The Best American Short Stories 2007

Stephen King (ed.)
The Best American Short Stories 2007

Best American Short Stories

When I started to read The Best American Short Stories 2007, I was afraid it was going to be an entirely grim affair. Much like The Best American Essays 2005, it seemed like it was written exclusively for the gratification of rich New Englanders. People in the Hamptons. They’re rich. They’re sad and lonely. Whatever are we to do, darling? There’s just nothing in the story that speaks to me. You’re rich. You’re sad and lonely. Get over it.

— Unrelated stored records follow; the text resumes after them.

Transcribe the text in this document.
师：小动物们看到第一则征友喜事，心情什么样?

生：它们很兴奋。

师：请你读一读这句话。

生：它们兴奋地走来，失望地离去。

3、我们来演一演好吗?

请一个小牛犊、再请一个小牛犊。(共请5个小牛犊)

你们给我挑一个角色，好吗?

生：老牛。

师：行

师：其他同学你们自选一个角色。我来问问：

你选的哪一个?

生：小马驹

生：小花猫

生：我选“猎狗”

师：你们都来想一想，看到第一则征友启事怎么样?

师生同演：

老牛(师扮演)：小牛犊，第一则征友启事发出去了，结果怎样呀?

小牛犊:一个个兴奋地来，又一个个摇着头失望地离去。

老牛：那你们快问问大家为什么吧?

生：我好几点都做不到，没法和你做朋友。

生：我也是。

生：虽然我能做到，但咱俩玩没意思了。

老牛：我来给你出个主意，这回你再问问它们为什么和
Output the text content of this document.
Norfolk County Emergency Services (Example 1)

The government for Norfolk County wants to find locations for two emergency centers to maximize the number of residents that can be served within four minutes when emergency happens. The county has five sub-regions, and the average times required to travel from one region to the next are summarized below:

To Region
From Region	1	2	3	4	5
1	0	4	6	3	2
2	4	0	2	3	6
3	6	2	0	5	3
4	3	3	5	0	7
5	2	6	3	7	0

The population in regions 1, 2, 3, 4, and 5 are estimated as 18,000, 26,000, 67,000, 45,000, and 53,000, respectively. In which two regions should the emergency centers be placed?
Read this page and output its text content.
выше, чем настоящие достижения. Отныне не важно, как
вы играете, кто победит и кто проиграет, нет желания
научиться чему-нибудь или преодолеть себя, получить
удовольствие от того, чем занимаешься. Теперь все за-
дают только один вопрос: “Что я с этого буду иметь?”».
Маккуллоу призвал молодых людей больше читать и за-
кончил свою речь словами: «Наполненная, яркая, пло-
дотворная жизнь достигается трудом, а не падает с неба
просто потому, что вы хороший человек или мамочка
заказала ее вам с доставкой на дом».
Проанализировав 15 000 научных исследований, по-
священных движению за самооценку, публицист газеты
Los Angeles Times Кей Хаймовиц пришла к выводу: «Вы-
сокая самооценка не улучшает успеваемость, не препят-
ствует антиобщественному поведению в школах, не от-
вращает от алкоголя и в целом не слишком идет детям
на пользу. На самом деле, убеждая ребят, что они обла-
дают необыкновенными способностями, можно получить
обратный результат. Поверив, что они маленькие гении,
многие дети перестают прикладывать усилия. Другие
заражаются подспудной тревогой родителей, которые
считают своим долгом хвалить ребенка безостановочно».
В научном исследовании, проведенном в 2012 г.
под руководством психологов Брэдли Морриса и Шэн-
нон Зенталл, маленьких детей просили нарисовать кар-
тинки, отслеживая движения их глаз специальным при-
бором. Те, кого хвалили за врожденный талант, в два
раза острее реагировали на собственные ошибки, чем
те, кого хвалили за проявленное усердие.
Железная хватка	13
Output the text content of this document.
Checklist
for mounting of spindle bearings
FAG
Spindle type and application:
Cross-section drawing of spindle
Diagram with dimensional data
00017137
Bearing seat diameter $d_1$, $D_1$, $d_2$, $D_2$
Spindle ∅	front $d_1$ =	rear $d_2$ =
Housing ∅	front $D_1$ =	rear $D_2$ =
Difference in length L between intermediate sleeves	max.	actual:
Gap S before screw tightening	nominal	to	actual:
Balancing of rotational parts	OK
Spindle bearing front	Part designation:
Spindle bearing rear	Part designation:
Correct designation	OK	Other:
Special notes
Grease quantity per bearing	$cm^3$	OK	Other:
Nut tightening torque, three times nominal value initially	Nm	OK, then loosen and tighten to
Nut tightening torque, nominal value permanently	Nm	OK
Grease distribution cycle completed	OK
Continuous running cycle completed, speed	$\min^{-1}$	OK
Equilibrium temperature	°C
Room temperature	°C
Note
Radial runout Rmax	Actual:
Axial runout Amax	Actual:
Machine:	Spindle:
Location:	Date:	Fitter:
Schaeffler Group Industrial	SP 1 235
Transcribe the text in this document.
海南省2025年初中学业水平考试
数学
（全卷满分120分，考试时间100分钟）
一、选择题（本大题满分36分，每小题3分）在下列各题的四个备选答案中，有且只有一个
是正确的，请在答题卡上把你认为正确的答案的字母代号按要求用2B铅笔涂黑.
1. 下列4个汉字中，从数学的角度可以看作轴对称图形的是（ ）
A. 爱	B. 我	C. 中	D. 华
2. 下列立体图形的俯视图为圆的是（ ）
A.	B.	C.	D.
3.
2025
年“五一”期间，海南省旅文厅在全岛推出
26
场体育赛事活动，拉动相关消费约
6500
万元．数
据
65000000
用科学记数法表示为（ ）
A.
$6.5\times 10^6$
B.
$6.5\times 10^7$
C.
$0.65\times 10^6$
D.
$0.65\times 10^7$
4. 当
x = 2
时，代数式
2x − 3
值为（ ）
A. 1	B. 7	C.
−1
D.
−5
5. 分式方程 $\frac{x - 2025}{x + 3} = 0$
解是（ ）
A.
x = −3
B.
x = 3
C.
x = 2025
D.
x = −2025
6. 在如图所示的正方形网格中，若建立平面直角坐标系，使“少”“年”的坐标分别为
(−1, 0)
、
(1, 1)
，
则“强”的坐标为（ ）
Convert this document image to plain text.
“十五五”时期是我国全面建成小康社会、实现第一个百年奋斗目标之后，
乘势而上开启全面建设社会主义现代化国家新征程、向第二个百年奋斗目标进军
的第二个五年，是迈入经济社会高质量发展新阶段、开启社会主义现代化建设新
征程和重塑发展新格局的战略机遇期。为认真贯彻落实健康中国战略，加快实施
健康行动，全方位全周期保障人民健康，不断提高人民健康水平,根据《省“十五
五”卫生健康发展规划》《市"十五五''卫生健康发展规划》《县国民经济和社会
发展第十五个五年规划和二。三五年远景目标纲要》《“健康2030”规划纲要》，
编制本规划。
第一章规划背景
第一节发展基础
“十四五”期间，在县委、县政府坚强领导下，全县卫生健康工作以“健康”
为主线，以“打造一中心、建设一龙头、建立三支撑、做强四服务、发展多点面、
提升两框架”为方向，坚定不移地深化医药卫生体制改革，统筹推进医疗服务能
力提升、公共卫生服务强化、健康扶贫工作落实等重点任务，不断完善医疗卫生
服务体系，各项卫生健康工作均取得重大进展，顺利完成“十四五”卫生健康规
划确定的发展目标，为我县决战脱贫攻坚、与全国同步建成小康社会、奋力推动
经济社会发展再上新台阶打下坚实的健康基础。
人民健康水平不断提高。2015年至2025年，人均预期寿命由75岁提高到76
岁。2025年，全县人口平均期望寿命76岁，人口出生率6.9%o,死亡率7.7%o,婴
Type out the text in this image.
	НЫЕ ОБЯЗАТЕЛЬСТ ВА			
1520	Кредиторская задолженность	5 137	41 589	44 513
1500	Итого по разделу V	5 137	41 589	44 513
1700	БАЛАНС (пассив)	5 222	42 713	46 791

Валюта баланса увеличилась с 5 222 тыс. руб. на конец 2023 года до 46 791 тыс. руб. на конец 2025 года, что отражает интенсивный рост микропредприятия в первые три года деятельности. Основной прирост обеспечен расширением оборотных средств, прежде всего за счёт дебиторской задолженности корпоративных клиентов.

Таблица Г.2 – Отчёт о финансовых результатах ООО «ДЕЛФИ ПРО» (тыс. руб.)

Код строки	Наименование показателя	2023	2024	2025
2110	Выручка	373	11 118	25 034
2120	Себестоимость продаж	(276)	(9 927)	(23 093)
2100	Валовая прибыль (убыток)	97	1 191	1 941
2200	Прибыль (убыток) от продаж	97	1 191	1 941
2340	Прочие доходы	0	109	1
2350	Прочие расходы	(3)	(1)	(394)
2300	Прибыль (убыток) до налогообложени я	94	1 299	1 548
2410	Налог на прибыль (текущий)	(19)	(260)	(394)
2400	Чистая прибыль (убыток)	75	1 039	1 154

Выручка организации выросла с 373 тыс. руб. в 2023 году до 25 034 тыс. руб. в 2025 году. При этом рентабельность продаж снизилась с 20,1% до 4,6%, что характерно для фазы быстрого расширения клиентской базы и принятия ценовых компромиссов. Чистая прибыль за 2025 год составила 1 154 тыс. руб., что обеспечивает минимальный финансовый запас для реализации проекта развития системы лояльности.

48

Fortunately, there are a few gems in the collection. “St. Lucy’s Home for Girls Raised by Wolves” by Karen Russell is pure fancy, creative, whimsical, unlike anything I’ve ever read. “Wake” by Beverly Jensen is equal parts William Faulkner and Ray Bradbury, and a fun (if unimportant) read. And Alice Munro’s “Dimension” is a completely fascinating take on violent crime, in which the victim finds that the murderer of her children is the only one who can really understand the gravity of her experience.

In the only-slightly-ironic forward, guest editor Stephen King laments the decline of the American short story. (I don’t doubt that there are those who would argue that he has helped to hasten its decline, but I digress.) But I wonder how true it is. Has the short story really been in decline, or are the good old days never really as good as we think they were? It might be true that fewer people are buying short stories; it might even be true that printed literary magazines are on the decline. They’re small runs, expensive to produce, and so bear a high cover price that most of us won’t pay. But anybody with twenty dollars and an Internet connection can start their own online literary magazine, dedicated to whatever they like. Star Trek fan fiction? More than you can shake a tribble at. Snuff erotica? No problem. First person stories about being sad and lonely? Welcome to the blogosphere.

The short story is in decline? Hardly. It’s just no longer the exclusive domain of rich New Englanders with MFAs. They’ve been writing stories for each other for decades. Now the Trekkies are doing the same. The medium morphs, and you can pine all you like for the good old days of The Cathedral, but we now live in the age of The Bazaar. Or The Bizarre, as the first-person Star Trek snuff erotica goes.